CVE-2025-23328
NVIDIA · NVIDIA Triton Inference Server for Windows and Linux
A high-severity vulnerability has been identified in the NVIDIA Triton Inference Server, affecting both Windows and Linux versions.
Executive summary
A high-severity vulnerability has been identified in the NVIDIA Triton Inference Server, affecting both Windows and Linux versions. An attacker can send a specially crafted input to the server, causing it to write data outside of its intended memory buffer, which could lead to a system crash or allow the attacker to execute arbitrary code and take control of the affected system.
Vulnerability
The vulnerability is an out-of-bounds write. This occurs when the software attempts to write data to a memory location that is outside the boundaries of the allocated buffer. An unauthenticated remote attacker can trigger this flaw by sending a specially crafted input request to the Triton Inference Server, which fails to properly validate the input size, leading to memory corruption. Successful exploitation could result in a denial-of-service (DoS) condition by crashing the server process or could be leveraged to achieve arbitrary code execution with the permissions of the server process.
Business impact
This vulnerability is rated as High severity with a CVSS score of 7.5. Successful exploitation could have a significant business impact by compromising the integrity, availability, and confidentiality of AI/ML services. If an attacker achieves arbitrary code execution, they could gain control of the inference server, potentially stealing sensitive proprietary models, accessing the data being processed, or using the compromised server as a pivot point to attack other systems on the network. A denial-of-service attack would disrupt critical business applications that rely on the inference server, leading to service outages, reputational damage, and financial loss.
Remediation
Immediate Action: Apply the security updates released by NVIDIA immediately to all affected Triton Inference Servers. After patching, it is crucial to monitor systems for any signs of attempted exploitation and review server access and application logs for anomalous activity that may have occurred prior to patch deployment.

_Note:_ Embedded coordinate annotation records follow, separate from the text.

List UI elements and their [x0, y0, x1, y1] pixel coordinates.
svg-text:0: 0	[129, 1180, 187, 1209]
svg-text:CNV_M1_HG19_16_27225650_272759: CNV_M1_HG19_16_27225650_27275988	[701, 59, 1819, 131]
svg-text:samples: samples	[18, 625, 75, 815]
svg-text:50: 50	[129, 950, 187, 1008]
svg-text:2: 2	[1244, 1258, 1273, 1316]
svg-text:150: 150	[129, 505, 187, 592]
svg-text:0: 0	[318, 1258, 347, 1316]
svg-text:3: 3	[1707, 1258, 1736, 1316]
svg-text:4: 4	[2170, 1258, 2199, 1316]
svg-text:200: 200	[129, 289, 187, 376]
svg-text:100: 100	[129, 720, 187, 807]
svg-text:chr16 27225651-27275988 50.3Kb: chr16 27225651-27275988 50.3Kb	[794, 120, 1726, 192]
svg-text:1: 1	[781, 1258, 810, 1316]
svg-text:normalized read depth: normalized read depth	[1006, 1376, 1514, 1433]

Proactive Monitoring: Implement enhanced monitoring on affected servers. Look for server process crashes, unexpected resource consumption (CPU/memory spikes), or error logs indicating memory corruption. Network monitoring should be configured to detect and alert on unusually large or malformed requests sent to the inference server's API endpoints.
Compensating Controls: If immediate patching is not feasible, implement the following controls to reduce risk:
- Place the Triton Inference Server behind a Web Application Firewall (WAF) or an Intrusion Prevention System (IPS) with rules to inspect and block malformed or malicious inputs.
- Restrict network access to the server, ensuring it is only accessible from trusted, authorized application front-ends and not directly exposed to the internet.
- Run the server process with the lowest possible user privileges to limit the impact of a potential code execution exploit.
Exploitation status
Public Exploit Available: false
Analyst recommendation
Due to the high severity rating (CVSS 7.5) and the potential for remote code execution, this vulnerability poses a significant risk to the organization. We strongly recommend that all system owners identify affected NVIDIA Triton Inference Servers and apply the vendor-supplied security updates on an emergency basis. While there is no current evidence of active exploitation, the risk of compromise is substantial. Organizations should prioritize patching and implement the suggested monitoring and compensating controls to protect critical AI/ML infrastructure.